Des photographes, des journalistes sont déjà là, un groupe compact, éclairé par les flashs et les projecteurs des caméras. La libération d'El Shennawy est le dénouement d'un thriller judiciaire où pendant des mois le prisonnier a joué sa vie à coups de procédures et de grèves de la faim.
Mais surtout, sortir après une peine aussi longue, cela n'existe pas, ou si peu : soit on est déjà dehors, soit on restera dedans à jamais. Une petite vendeuse, dans un magasin tout près de la prison, regarde le remue-ménage derrière la vitrine : « A quoi ça ressemble quelqu'un qui a passé trente-huit ans là-dedans ? » Un client répond : « C'est ce que tout le monde veut voir, non ? »
 « ON TOURNE UN FILM ? »
Les journalistes se sont massés sous le porche devant la porte de sortie. Pour tromper le temps, quelques-uns interrogent Martine El Shennawy :« Cela doit être dur, non, les dernières minutes ? » Elle, d'une voix égale :« Non, ça fait 38 ans que je l'attends. » « Et votre vie avec lui, comment vous la voyez ? – Une vie de tous les jours. »

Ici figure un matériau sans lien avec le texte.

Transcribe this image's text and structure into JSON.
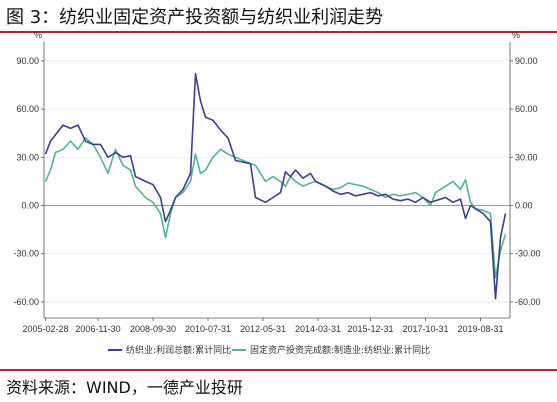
{
  "figure": {
    "title": "图 3：纺织业固定资产投资额与纺织业利润走势",
    "source": "资料来源：WIND，一德产业投研"
  },
  "chart_data": {
    "type": "line",
    "y_unit_left": "%",
    "y_unit_right": "%",
    "ylim": [
      -70,
      98
    ],
    "y_ticks": [
      "90.00",
      "60.00",
      "30.00",
      "0.00",
      "-30.00",
      "-60.00"
    ],
    "y_tick_values": [
      90,
      60,
      30,
      0,
      -30,
      -60
    ],
    "x_tick_labels": [
      "2005-02-28",
      "2006-11-30",
      "2008-09-30",
      "2010-07-31",
      "2012-05-31",
      "2014-03-31",
      "2015-12-31",
      "2017-10-31",
      "2019-08-31"
    ],
    "grid": "horizontal",
    "legend_position": "bottom",
    "colors": {
      "profit": "#3c3f8c",
      "fai": "#4fb593",
      "axis": "#555555",
      "rule": "#b3272d"
    },
    "series": [
      {
        "name": "纺织业:利润总额:累计同比",
        "x": [
          "2005-02",
          "2005-04",
          "2005-06",
          "2005-09",
          "2005-12",
          "2006-03",
          "2006-06",
          "2006-09",
          "2006-12",
          "2007-03",
          "2007-06",
          "2007-09",
          "2007-12",
          "2008-02",
          "2008-06",
          "2008-09",
          "2008-12",
          "2009-02",
          "2009-04",
          "2009-06",
          "2009-09",
          "2009-12",
          "2010-02",
          "2010-04",
          "2010-06",
          "2010-09",
          "2010-12",
          "2011-03",
          "2011-06",
          "2011-09",
          "2011-12",
          "2012-02",
          "2012-06",
          "2012-09",
          "2012-12",
          "2013-02",
          "2013-04",
          "2013-06",
          "2013-09",
          "2013-12",
          "2014-02",
          "2014-06",
          "2014-09",
          "2014-12",
          "2015-03",
          "2015-06",
          "2015-09",
          "2015-12",
          "2016-03",
          "2016-06",
          "2016-09",
          "2016-12",
          "2017-03",
          "2017-06",
          "2017-09",
          "2017-12",
          "2018-02",
          "2018-06",
          "2018-09",
          "2018-12",
          "2019-02",
          "2019-04",
          "2019-06",
          "2019-09",
          "2019-12",
          "2020-02",
          "2020-04",
          "2020-06"
        ],
        "values": [
          32,
          40,
          44,
          50,
          48,
          50,
          40,
          38,
          38,
          30,
          33,
          30,
          31,
          18,
          15,
          13,
          5,
          -10,
          -3,
          5,
          10,
          20,
          82,
          65,
          55,
          53,
          47,
          42,
          28,
          27,
          26,
          5,
          2,
          5,
          8,
          21,
          18,
          22,
          17,
          20,
          15,
          12,
          9,
          7,
          8,
          6,
          7,
          8,
          6,
          7,
          4,
          3,
          4,
          2,
          5,
          2,
          3,
          5,
          2,
          4,
          -8,
          0,
          -2,
          -5,
          -10,
          -58,
          -20,
          -5
        ]
      },
      {
        "name": "固定资产投资完成额:制造业:纺织业:累计同比",
        "x": [
          "2005-02",
          "2005-04",
          "2005-06",
          "2005-09",
          "2005-12",
          "2006-03",
          "2006-06",
          "2006-09",
          "2006-12",
          "2007-03",
          "2007-06",
          "2007-09",
          "2007-12",
          "2008-02",
          "2008-06",
          "2008-09",
          "2008-12",
          "2009-02",
          "2009-04",
          "2009-06",
          "2009-09",
          "2009-12",
          "2010-02",
          "2010-04",
          "2010-06",
          "2010-09",
          "2010-12",
          "2011-03",
          "2011-06",
          "2011-09",
          "2011-12",
          "2012-02",
          "2012-06",
          "2012-09",
          "2012-12",
          "2013-02",
          "2013-04",
          "2013-06",
          "2013-09",
          "2013-12",
          "2014-02",
          "2014-06",
          "2014-09",
          "2014-12",
          "2015-03",
          "2015-06",
          "2015-09",
          "2015-12",
          "2016-03",
          "2016-06",
          "2016-09",
          "2016-12",
          "2017-03",
          "2017-06",
          "2017-09",
          "2017-12",
          "2018-02",
          "2018-06",
          "2018-09",
          "2018-12",
          "2019-02",
          "2019-04",
          "2019-06",
          "2019-09",
          "2019-12",
          "2020-02",
          "2020-04",
          "2020-06"
        ],
        "values": [
          15,
          22,
          33,
          35,
          40,
          35,
          42,
          38,
          30,
          20,
          35,
          25,
          22,
          12,
          5,
          2,
          -5,
          -20,
          -5,
          5,
          8,
          15,
          32,
          20,
          22,
          30,
          35,
          32,
          30,
          28,
          26,
          25,
          15,
          18,
          15,
          12,
          18,
          15,
          12,
          14,
          15,
          12,
          10,
          11,
          14,
          13,
          12,
          10,
          8,
          5,
          7,
          6,
          7,
          8,
          5,
          0,
          8,
          12,
          15,
          10,
          16,
          2,
          -2,
          -3,
          -5,
          -45,
          -28,
          -18
        ]
      }
    ]
  }
}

Le jour est en train de se lever. Huit heures sonnent, le moment où commencent les libérations. La porte de la prison s'ouvre. On se précipite.
C'est Ahmed, 29 ans, relaché après dix-huit mois de détention « pour une connerie de jeunesse ». Il regarde les caméras. « On tourne un film ? » La voiture d'un fonctionnaire manque le renverser quand il traverse pour rejoindre les deux copains venus le chercher. « Je suis dehors depuis une minute et vous voulez déjà me tuer », se plaint-il.
Le jour commence à se lever. Quelqu'un annonce qu'El Shennawy sortira seulement quand la presse aura reculé 700 mètres plus loin, sur le trottoir. Une voiture de police arrive pour procéder à l'opération quand la porte s'ouvre à nouveau.
« D'UNE CERTAINE MANIÈRE, J'AI TOUJOURS ÉTÉ LIBRE »
Cette fois, c'est Julien Dubs, l'avocat d'El Shennawy, né l'année où son client est entré en prison, essentiellement pour des braquages et deux évasions, sans jamais de sang versé. Me Dubs explique que, finalement, la presse peut rester là.
On ne sursaute même plus quand un grand costaud en survêtement sort en courant au milieu des objectifs, le visage caché derrière une feuille de papier blanc. Une journaliste se demande s'il ne serait pas possible de donner 2 euros à El Shennawy et le filmer en train d'acheter une baguette,« pour voir comment il compte les euros. Il ne le connaît pas, n'est-ce pas ? ».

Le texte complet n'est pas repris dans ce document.